Завтра придет она. Я знаю это так же твердо, как знаю расположение половиц в своей старой избе. Та, что у печи, скрипит, если наступить пяткой; вот эта, у окна, молчит, сколько ни дави.
Завтра раздастся знакомый стук в дверь, и я скажу ей «войди, деточка», и обниму её, худенькую, пахнущую полевыми цветами и свежим хлебом.
Но это завтра. А сегодня в лесу кто-то ходит вокруг моего дома.
Я слышу это с обеда; то - не шаги даже, а ковыляние с лапы на лапу где-то за дровяником. Собака бы залаяла. У меня нет собаки уже три зимы.
К вечеру я поставила тесто и легла раньше обычного, чтобы утром встретить внучку свежей, а не старухой с опухшим лицом. Но сон совсем не идёт. Лежу на высокой железной кровати и слушаю дом. Самый громкий звук в комнате — тиканье часов. Сквозь него прорывается тонкая полоска дыхания, которое я стараюсь делать тише, будто оно может выдать меня.
Стучат в ставень. Один раз, негромко.
— Кто там? — говорю я в темноту, и голос выходит не мой, чужой, тонкий, как нить через игольное ушко.
— Это я, бабушка.
Такого не может быть. Она должна прийти завтра. Утро еще не наступило, тесто для пирога пока не поднялось.
— Ты рано.
Молчание за окном становится плотным, будто кто-то там, снаружи, пробует мои слова на вкус.
— Я соскучилась, — наконец отвечает голос, и в нём появляется низкая нота, идущая не из горла, а откуда-то из глубин пропасти в бездонном желудке зверя.
Я не встаю, лежу и чувствую, как одеяло становится тяжелым и липким от пота.

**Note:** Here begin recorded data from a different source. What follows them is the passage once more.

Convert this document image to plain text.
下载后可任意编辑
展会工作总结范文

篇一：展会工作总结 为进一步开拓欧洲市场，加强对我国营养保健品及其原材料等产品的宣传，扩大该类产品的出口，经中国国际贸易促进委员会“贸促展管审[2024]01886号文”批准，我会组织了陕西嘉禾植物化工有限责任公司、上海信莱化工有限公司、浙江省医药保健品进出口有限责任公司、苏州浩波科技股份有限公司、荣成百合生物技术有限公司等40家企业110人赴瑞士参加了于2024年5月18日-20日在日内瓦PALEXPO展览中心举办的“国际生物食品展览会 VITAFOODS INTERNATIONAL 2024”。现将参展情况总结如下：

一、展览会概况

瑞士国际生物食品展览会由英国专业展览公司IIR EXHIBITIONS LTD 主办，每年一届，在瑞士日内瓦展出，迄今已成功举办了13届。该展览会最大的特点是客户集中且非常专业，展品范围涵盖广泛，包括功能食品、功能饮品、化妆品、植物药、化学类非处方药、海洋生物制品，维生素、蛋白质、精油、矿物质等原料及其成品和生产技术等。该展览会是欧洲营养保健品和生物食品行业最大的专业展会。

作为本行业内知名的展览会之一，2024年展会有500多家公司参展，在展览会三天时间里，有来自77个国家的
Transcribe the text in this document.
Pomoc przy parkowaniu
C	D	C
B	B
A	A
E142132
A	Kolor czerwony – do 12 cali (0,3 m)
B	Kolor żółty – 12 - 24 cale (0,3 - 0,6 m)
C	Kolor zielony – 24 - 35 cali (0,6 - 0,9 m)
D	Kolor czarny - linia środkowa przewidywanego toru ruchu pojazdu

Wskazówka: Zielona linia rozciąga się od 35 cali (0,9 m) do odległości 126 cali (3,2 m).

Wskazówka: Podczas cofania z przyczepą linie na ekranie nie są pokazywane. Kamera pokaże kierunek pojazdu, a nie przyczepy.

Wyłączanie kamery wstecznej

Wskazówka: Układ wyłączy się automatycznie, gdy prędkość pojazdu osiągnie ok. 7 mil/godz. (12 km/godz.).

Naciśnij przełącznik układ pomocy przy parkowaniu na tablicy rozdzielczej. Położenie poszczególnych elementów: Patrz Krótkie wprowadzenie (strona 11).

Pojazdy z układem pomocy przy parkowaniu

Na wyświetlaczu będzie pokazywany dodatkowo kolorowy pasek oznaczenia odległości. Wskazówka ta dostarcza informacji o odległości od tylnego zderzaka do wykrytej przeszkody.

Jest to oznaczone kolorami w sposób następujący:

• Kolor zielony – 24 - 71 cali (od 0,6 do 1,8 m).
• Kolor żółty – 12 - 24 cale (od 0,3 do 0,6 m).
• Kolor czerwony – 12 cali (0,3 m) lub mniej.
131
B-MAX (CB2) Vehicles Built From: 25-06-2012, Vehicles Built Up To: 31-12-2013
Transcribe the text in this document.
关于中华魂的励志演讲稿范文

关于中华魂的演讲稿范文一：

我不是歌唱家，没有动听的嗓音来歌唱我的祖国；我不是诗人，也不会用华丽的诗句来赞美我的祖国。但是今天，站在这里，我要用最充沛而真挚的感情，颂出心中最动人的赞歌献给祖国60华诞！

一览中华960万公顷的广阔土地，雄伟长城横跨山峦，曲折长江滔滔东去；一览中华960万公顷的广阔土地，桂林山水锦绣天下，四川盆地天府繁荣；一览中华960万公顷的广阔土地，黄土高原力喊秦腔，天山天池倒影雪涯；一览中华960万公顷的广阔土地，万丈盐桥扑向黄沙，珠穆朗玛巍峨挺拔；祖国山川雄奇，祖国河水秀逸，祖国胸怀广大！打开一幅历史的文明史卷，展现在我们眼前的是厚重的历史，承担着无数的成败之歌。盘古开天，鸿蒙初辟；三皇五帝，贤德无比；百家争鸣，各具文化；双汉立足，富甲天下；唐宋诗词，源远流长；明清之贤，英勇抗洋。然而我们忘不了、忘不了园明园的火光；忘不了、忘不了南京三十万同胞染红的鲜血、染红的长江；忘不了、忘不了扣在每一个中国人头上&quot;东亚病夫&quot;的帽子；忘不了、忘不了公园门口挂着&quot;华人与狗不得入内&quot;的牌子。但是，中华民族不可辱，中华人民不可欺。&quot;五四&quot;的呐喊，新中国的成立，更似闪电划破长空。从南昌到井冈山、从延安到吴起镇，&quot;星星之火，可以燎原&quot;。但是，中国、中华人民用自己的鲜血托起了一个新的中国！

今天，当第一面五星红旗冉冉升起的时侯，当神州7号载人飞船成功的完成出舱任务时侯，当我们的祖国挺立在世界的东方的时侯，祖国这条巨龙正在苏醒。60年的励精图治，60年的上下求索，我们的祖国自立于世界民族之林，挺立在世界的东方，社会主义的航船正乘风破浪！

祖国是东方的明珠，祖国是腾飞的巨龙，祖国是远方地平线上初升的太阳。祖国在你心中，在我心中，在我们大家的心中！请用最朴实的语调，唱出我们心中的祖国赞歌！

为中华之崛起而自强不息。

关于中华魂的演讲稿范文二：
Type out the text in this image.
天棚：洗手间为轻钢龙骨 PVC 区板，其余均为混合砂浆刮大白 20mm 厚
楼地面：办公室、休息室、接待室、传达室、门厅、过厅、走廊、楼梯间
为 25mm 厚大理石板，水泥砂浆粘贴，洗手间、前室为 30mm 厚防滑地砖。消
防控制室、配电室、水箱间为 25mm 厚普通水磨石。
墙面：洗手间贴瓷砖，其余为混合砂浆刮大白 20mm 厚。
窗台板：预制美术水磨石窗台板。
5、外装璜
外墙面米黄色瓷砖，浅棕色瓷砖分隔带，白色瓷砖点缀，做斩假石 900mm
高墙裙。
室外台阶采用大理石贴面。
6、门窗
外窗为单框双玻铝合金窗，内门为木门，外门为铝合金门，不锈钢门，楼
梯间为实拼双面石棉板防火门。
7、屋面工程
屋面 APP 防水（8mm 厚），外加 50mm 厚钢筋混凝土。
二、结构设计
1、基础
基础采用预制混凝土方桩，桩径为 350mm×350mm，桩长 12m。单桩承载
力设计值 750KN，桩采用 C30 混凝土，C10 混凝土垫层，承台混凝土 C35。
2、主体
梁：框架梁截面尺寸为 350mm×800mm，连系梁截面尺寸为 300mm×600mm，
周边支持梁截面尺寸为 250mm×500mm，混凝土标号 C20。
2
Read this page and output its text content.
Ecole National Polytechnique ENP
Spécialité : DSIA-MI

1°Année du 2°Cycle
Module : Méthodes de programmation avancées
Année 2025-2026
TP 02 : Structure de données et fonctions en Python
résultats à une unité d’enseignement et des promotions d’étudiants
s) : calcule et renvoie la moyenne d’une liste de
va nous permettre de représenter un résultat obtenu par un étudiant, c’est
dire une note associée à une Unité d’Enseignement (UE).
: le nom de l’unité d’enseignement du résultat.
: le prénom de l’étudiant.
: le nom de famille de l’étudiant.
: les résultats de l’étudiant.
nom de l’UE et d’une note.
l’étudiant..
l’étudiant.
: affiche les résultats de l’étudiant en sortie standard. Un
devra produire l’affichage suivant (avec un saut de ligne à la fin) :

Стук повторяется в дверь, уже увереннее. Избу заполняет едкая вонь. Она просачивается под порог, проникает во все щели: запах мокрой шерсти, запах чего-то, что долго лежало на земле и наконец отряхнулось, чтобы рысцой бежать через лес.
— Открой, бабушка. Мне холодно.
Я думаю о девочке — настоящей, той, что придет завтра со своей плетеной корзинкой и мысль о ней становится единственной твердыней, за которую можно держаться. Если я открою сейчас, то, что войдёт не оставит меня в живых.
— Подожди до утра. — говорю я.
За дверью — тишина. Потом смех, короткий, лающий.
— Хорошо, бабушка. Я подожду.
Тишина накрывает дом, заполняет его доверху, и я не могу сомкнуть глаз до рассвета, слушая, как за порогом на землю ложится что-то огромное и терпеливо, по-звериному ровно, дышит.
Когда светает, я встаю поставить тесто для пирога в печь; подхожу к двери, отодвигаю засов, потому что знаю: внучка придёт сегодня в полдень, в красной шапочке, с корзинкой, живая, теплая, пахнущая полевыми цветами и хлебом. Я должна встретить её.
За порогом видны следы. Большие, глубокие, ведущие от дровяника к двери и обратно в лес. Мне хочется бежать навстречу девочке, схватить за руку прямо у околицы и не пускать ни на шаг дальше. Но мои старые ноги не способны на такой длинный путь.
Полдень. Тесто, что я поставила накануне подошло.
В комнате становится жарко. Слишком жарко. Я здесь не одна. Я понимаю это на долю секунды позже, чем следовало бы — в тот самый миг, когда за спиной скрипит половица у печи.
Я успеваю только увидеть тень, крадущуюся по стене и почувствовать горячее дыхание у самого затылка.
«Ты сказала — подожди до утра», — шепчет голос позади меня. «Оно давно настало».
Дальше — щелчок зубов зверя и оглушительная тишина внутри самой себя.
Тесто в квашне так и осталось непокрытым.
А он времени зря не теряет. Печь уже готова — я сама растопила ее на рассвете. Огонь охотно принимает новую работу.
Когда девочка в красной шапочке толкает знакомую дверь и видит бабушку, сидящую в кресле у окна, в белом переднике и очках; она не замечает, что руки у меня длиннее, чем нужно, а глаза слишком ярко блестят для больной старухи.
— Бабушка, я так соскучилась, — говорит она, ставя корзинку на стол. — Ты ни за что не угадаешь, кого я встретила по дороге.
— Подойти ко мне ближе деточка, расскажи. — отвечает он моим голосом. — И, отведай пирога, пока не остыл. Я в него всю душу вложила.
И вот тут приходит настоящий страх — не за себя, с собой давно кончено, а за то, что будет с девочкой через минуту. Как жаль, что никто ее уже не спасет.